Mwamfumba Multipurpose Cooperative Animal Welfare Society (MAWS) in Zambia - Final report for 2018.

The work that Mwamfumba Animal Welfare Society does is never over and has far reaching impact for many communities and their animals, other societies and other welfare organisations both nationality and internationally.

2018 was a very busy year for the group and while challenges were met during the past year, they also celebrated some victories for the animals. Where battles were lost (outbreaks of diseases such as FMD and corridor diseases), they have not closed the chapters but have instead reinforced their commitment to finding ways to bring about effective change in the district. Change, not only in improving the standards of care, but also changes in altitudes displayed towards animals.

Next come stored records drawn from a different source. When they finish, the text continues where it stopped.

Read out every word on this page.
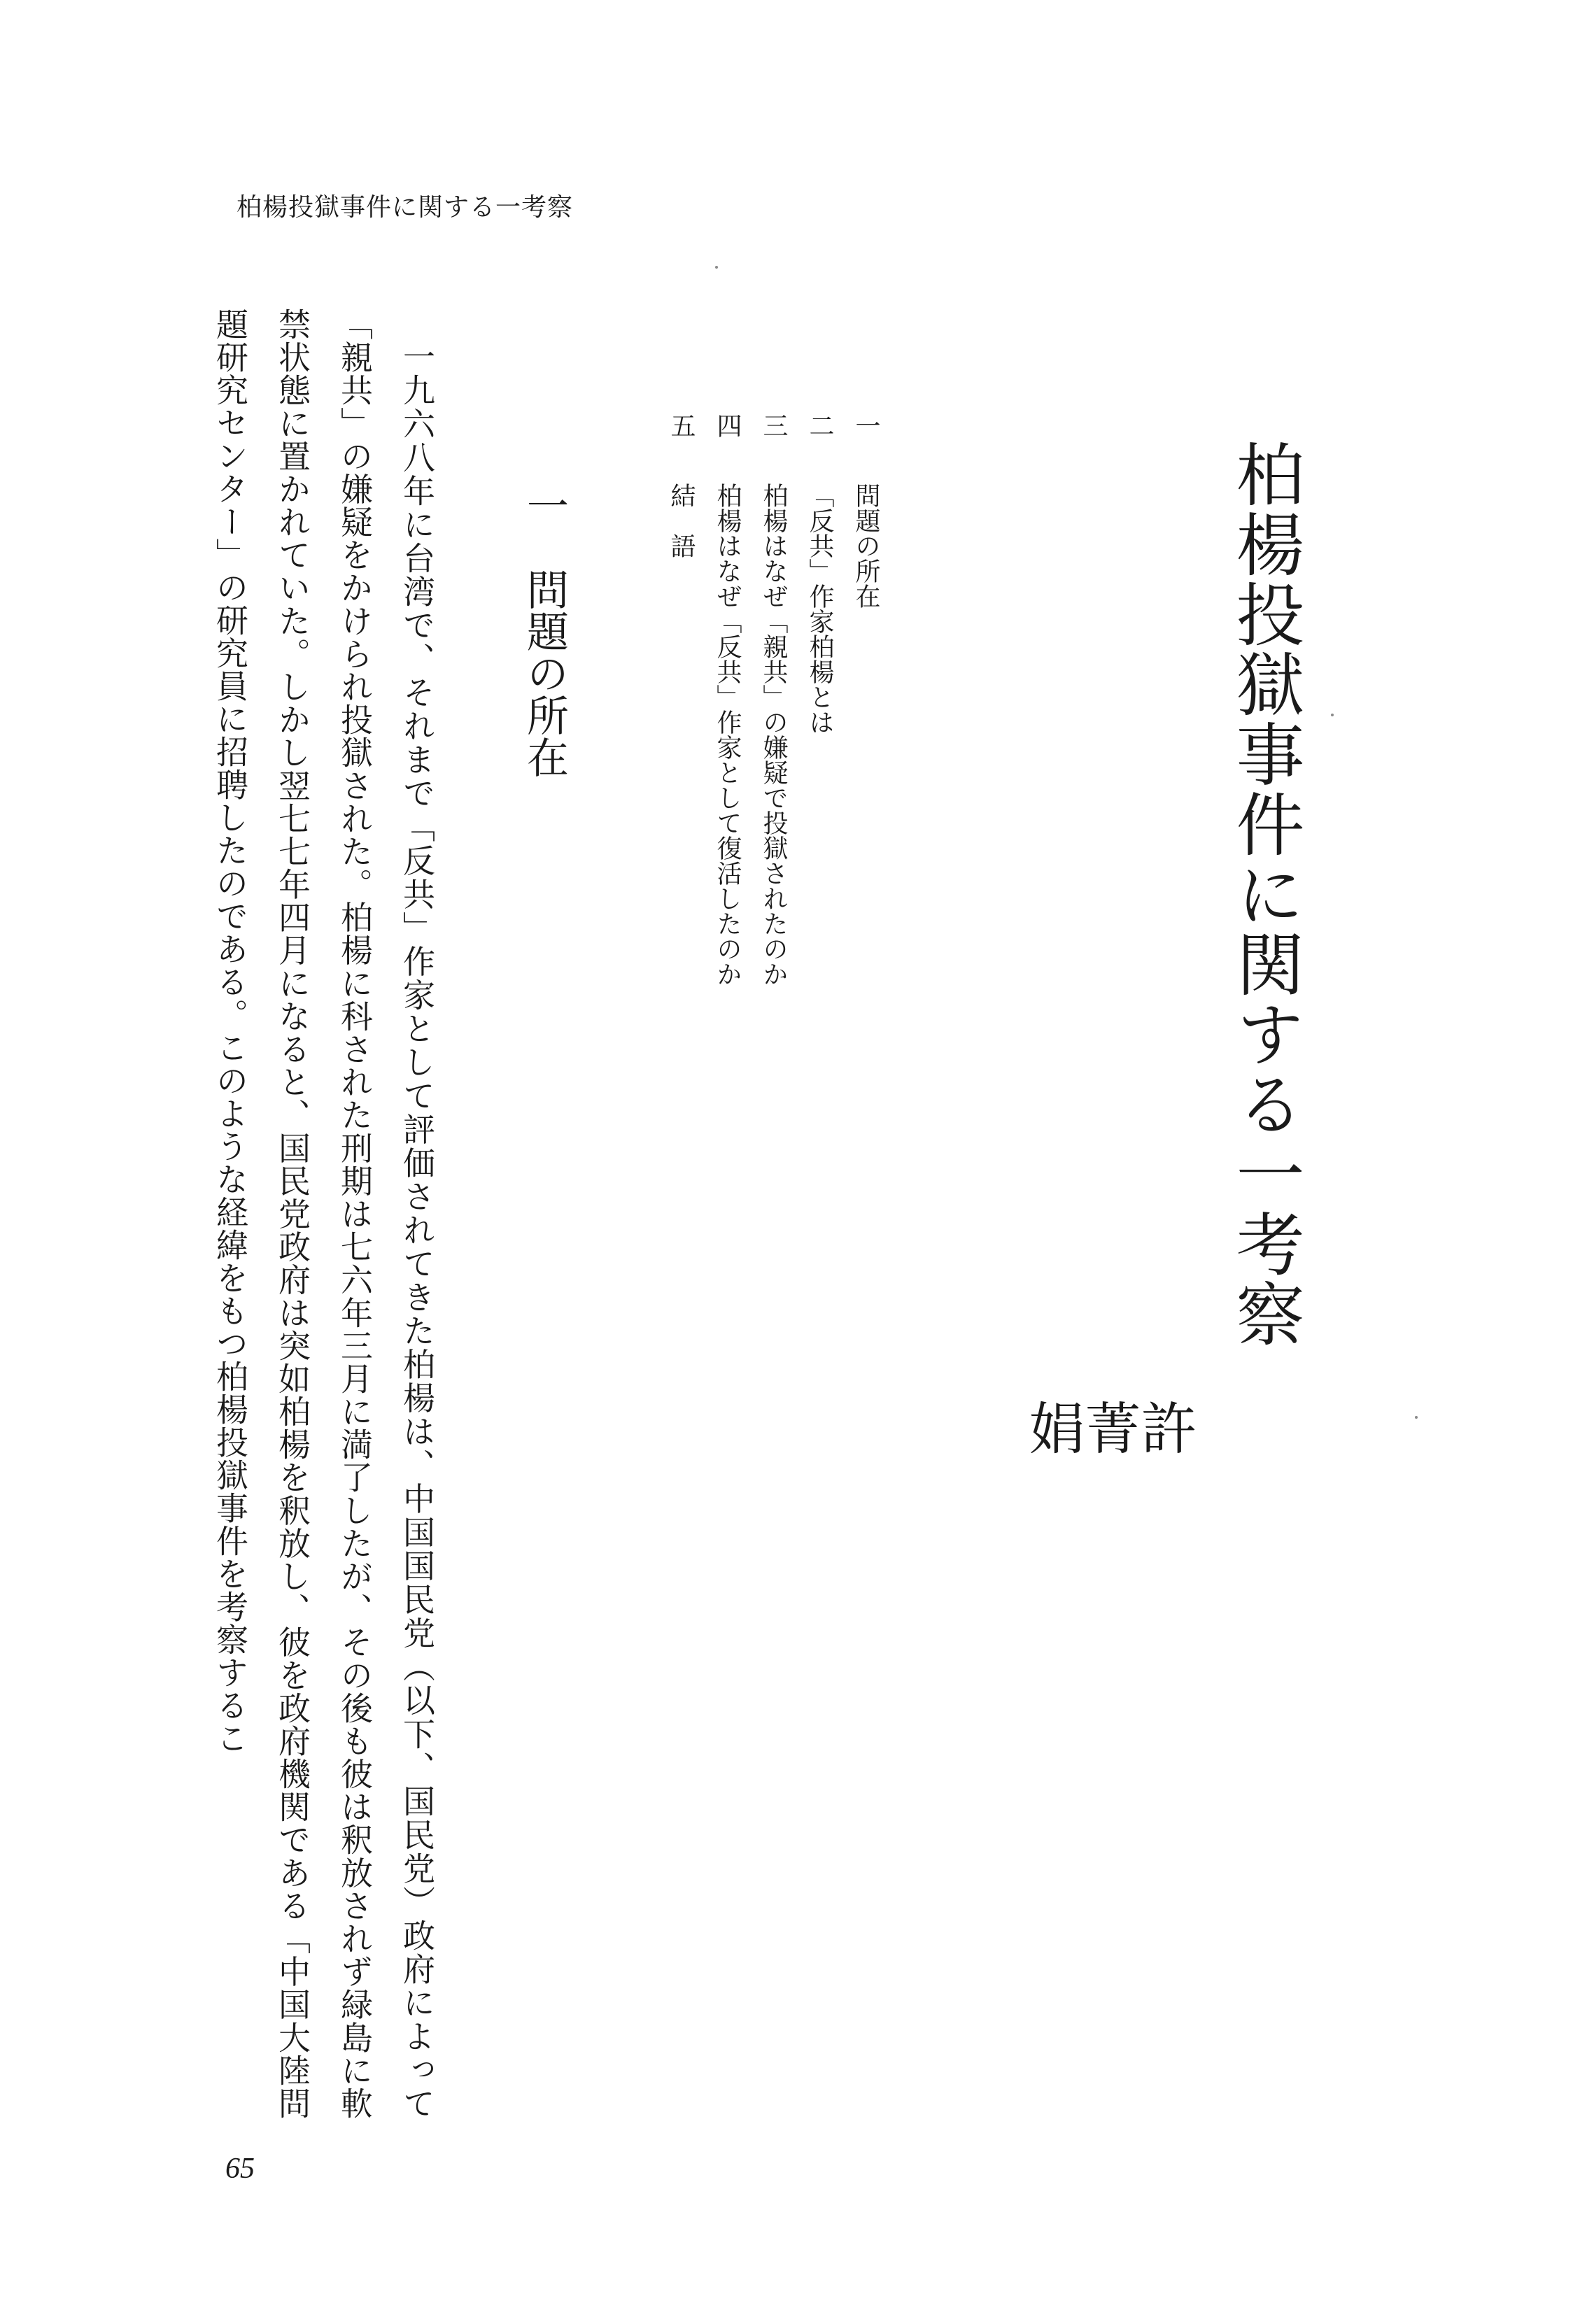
柏楊投獄事件に関する一考察
柏楊投獄事件に関する一考察
許
菁
娟
一問題の所在
二「反共」作家柏楊とは
三柏楊はなぜ「親共」の嫌疑で投獄されたのか
四柏楊はなぜ「反共」作家として復活したのか
五結　語
一問題の所在

一九六八年に台湾で、それまで「反共」作家として評価されてきた柏楊は、中国国民党（以下、国民党）政府によって「親共」の嫌疑をかけられ投獄された。柏楊に科された刑期は七六年三月に満了したが、その後も彼は釈放されず緑島に軟禁状態に置かれていた。しかし翌七七年四月になると、国民党政府は突如柏楊を釈放し、彼を政府機関である「中国大陸問題研究センター」の研究員に招聘したのである。このような経緯をもつ柏楊投獄事件を考察するこ

65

The rains have now started and there are downpours nearly every second day. Because of the rains, the working donkeys and oxen are always very busy in the field ploughing, transporting farm inputs and in other places, farming produce from irrigation. December is a very busy month for working animals and so is January and February for weeding and transporting goods. The lives of the locals are inexorably linked with those of animals, whether they are farmed, worked or kept as companions in homes across Zambia. In working towards improving the lives of working animals MAWS aim to nurture fellow Zambians to extend their compassion to other beings who share our world, fostering tolerance and sensitivity.

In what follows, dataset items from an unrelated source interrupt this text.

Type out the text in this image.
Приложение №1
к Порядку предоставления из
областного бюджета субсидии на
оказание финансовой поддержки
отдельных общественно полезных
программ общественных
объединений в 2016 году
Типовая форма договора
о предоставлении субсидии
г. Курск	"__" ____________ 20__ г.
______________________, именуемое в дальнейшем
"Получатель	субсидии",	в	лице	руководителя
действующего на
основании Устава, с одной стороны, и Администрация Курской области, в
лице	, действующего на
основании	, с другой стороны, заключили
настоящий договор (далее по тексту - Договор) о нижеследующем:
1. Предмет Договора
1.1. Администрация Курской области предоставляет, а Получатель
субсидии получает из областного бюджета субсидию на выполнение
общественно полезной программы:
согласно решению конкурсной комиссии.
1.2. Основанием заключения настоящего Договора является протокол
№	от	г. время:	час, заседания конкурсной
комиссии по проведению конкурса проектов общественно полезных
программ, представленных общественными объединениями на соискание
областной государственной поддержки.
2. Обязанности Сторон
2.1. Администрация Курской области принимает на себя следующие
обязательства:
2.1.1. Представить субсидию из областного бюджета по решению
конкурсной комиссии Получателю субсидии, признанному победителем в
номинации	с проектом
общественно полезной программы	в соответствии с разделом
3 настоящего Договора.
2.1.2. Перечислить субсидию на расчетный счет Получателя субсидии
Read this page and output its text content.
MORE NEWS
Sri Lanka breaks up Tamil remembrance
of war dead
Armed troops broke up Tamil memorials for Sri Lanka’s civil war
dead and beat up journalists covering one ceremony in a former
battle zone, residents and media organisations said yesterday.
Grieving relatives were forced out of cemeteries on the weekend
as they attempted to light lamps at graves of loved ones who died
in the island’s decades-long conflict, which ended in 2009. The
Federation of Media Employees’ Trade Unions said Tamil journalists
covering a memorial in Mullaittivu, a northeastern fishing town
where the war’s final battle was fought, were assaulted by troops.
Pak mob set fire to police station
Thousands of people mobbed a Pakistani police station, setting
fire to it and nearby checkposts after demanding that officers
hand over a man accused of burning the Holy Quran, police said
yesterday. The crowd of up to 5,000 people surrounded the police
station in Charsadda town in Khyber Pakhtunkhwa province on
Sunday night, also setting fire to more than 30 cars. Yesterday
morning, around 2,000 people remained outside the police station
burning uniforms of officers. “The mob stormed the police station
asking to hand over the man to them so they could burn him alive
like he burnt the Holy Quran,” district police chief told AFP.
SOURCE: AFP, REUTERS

MAWS' mobile veterinary clinic is always very busy in the field uplifting standards of care and unsuitable harnessing is removed and destroyed while the donkeys and owners benefit from the replacement humane harnessing. Carts, ploughs and other implements are inspected, repaired and all of this together results in the donkeys being worked in equipment that does not cause harm, injuries and pain.

During the month of December 2018 and during the mobile clinic MAWS were able to reach 545 donkeys, deworm them all and treat 7 with wounds, 3 with diarrhea , 6 with eye infection, and 4 births with no deaths recorded.

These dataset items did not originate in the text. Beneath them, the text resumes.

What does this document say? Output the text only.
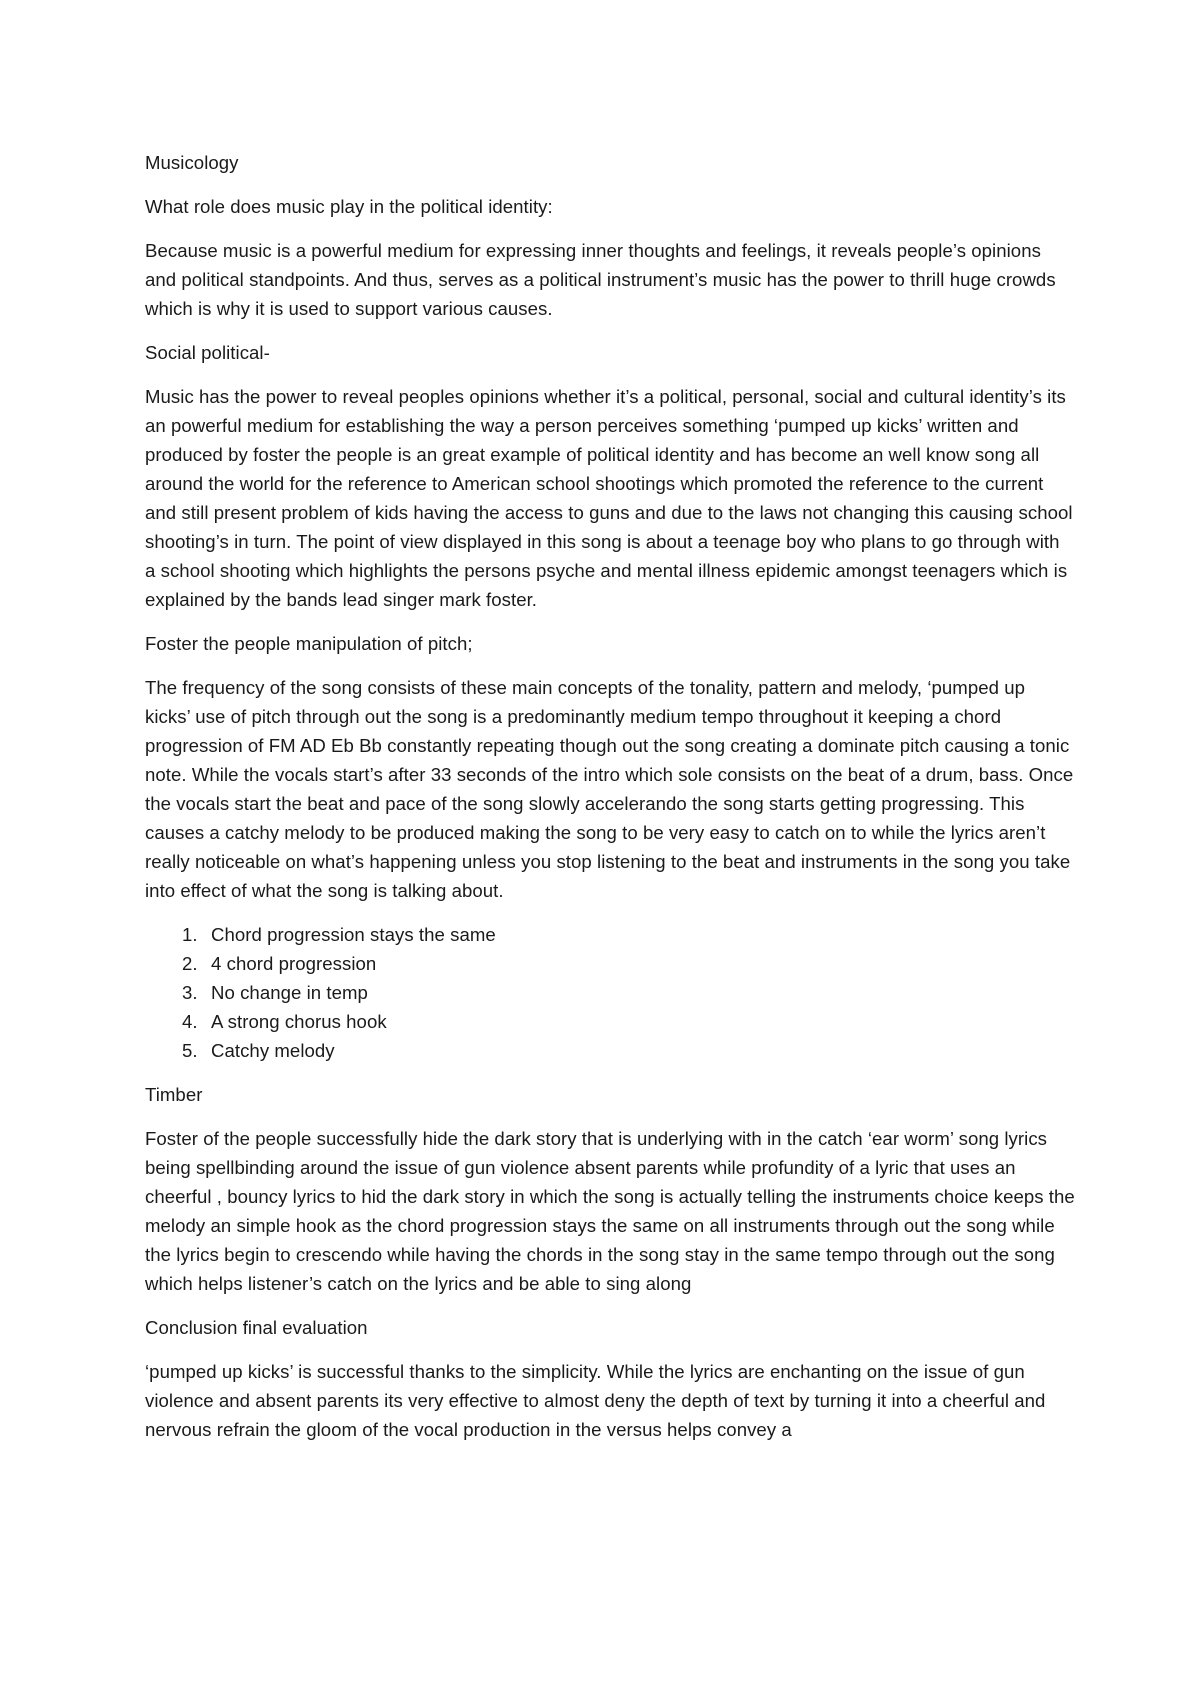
Musicology

What role does music play in the political identity:

Because music is a powerful medium for expressing inner thoughts and feelings, it reveals people’s opinions and political standpoints. And thus, serves as a political instrument’s music has the power to thrill huge crowds which is why it is used to support various causes.

Social political-

Music has the power to reveal peoples opinions whether it’s a political, personal, social and cultural identity’s its an powerful medium for establishing the way a person perceives something ‘pumped up kicks’ written and produced by foster the people is an great example of political identity and has become an well know song all around the world for the reference to American school shootings which promoted the reference to the current and still present problem of kids having the access to guns and due to the laws not changing this causing school shooting’s in turn. The point of view displayed in this song is about a teenage boy who plans to go through with a school shooting which highlights the persons psyche and mental illness epidemic amongst teenagers which is explained by the bands lead singer mark foster.

Foster the people manipulation of pitch;

The frequency of the song consists of these main concepts of the tonality, pattern and melody, ‘pumped up kicks’ use of pitch through out the song is a predominantly medium tempo throughout it keeping a chord progression of FM AD Eb Bb constantly repeating though out the song creating a dominate pitch causing a tonic note. While the vocals start’s after 33 seconds of the intro which sole consists on the beat of a drum, bass. Once the vocals start the beat and pace of the song slowly accelerando the song starts getting progressing. This causes a catchy melody to be produced making the song to be very easy to catch on to while the lyrics aren’t really noticeable on what’s happening unless you stop listening to the beat and instruments in the song you take into effect of what the song is talking about.

1. Chord progression stays the same
2. 4 chord progression
3. No change in temp
4. A strong chorus hook
5. Catchy melody

Timber

Foster of the people successfully hide the dark story that is underlying with in the catch ‘ear worm’ song lyrics being spellbinding around the issue of gun violence absent parents while profundity of a lyric that uses an cheerful , bouncy lyrics to hid the dark story in which the song is actually telling the instruments choice keeps the melody an simple hook as the chord progression stays the same on all instruments through out the song while the lyrics begin to crescendo while having the chords in the song stay in the same tempo through out the song which helps listener’s catch on the lyrics and be able to sing along

Conclusion final evaluation

‘pumped up kicks’ is successful thanks to the simplicity. While the lyrics are enchanting on the issue of gun violence and absent parents its very effective to almost deny the depth of text by turning it into a cheerful and nervous refrain the gloom of the vocal production in the versus helps convey a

MAWS also controlled ecto-parasites by spraying and administering invermectine 1% to control the ticks and other biting flies. MAWS reached 1,014 working oxen and bullocks, and they were all dewormed and sprayed or dipped once a week to avoid and control the outbreak of tick borne diseases which happened in October 2018. 798 were treated against tick-borne disease, in particular corridor disease. The disease now is under control and MAWS are busy monitoring the farmers on a regular basis to see to it that they follow the correct procedure of animal health and welfare.

MAWS sadly came across two cases of injury caused by beating while ploughing in the field. To try and encourage a generational shift in mindset on this, MAWS reached out to 950 primary school students and taught them about animal welfare and health.

MAWS look forward to seeing more successes in the year 2019 as they continue to improve the lives of all working animals and to help other societies to perform optimally in animal welfare.

MAWS send their thanks to Animal Aid Abroad donors who have so very generously supported their work in the rural villages of the Chibombo district.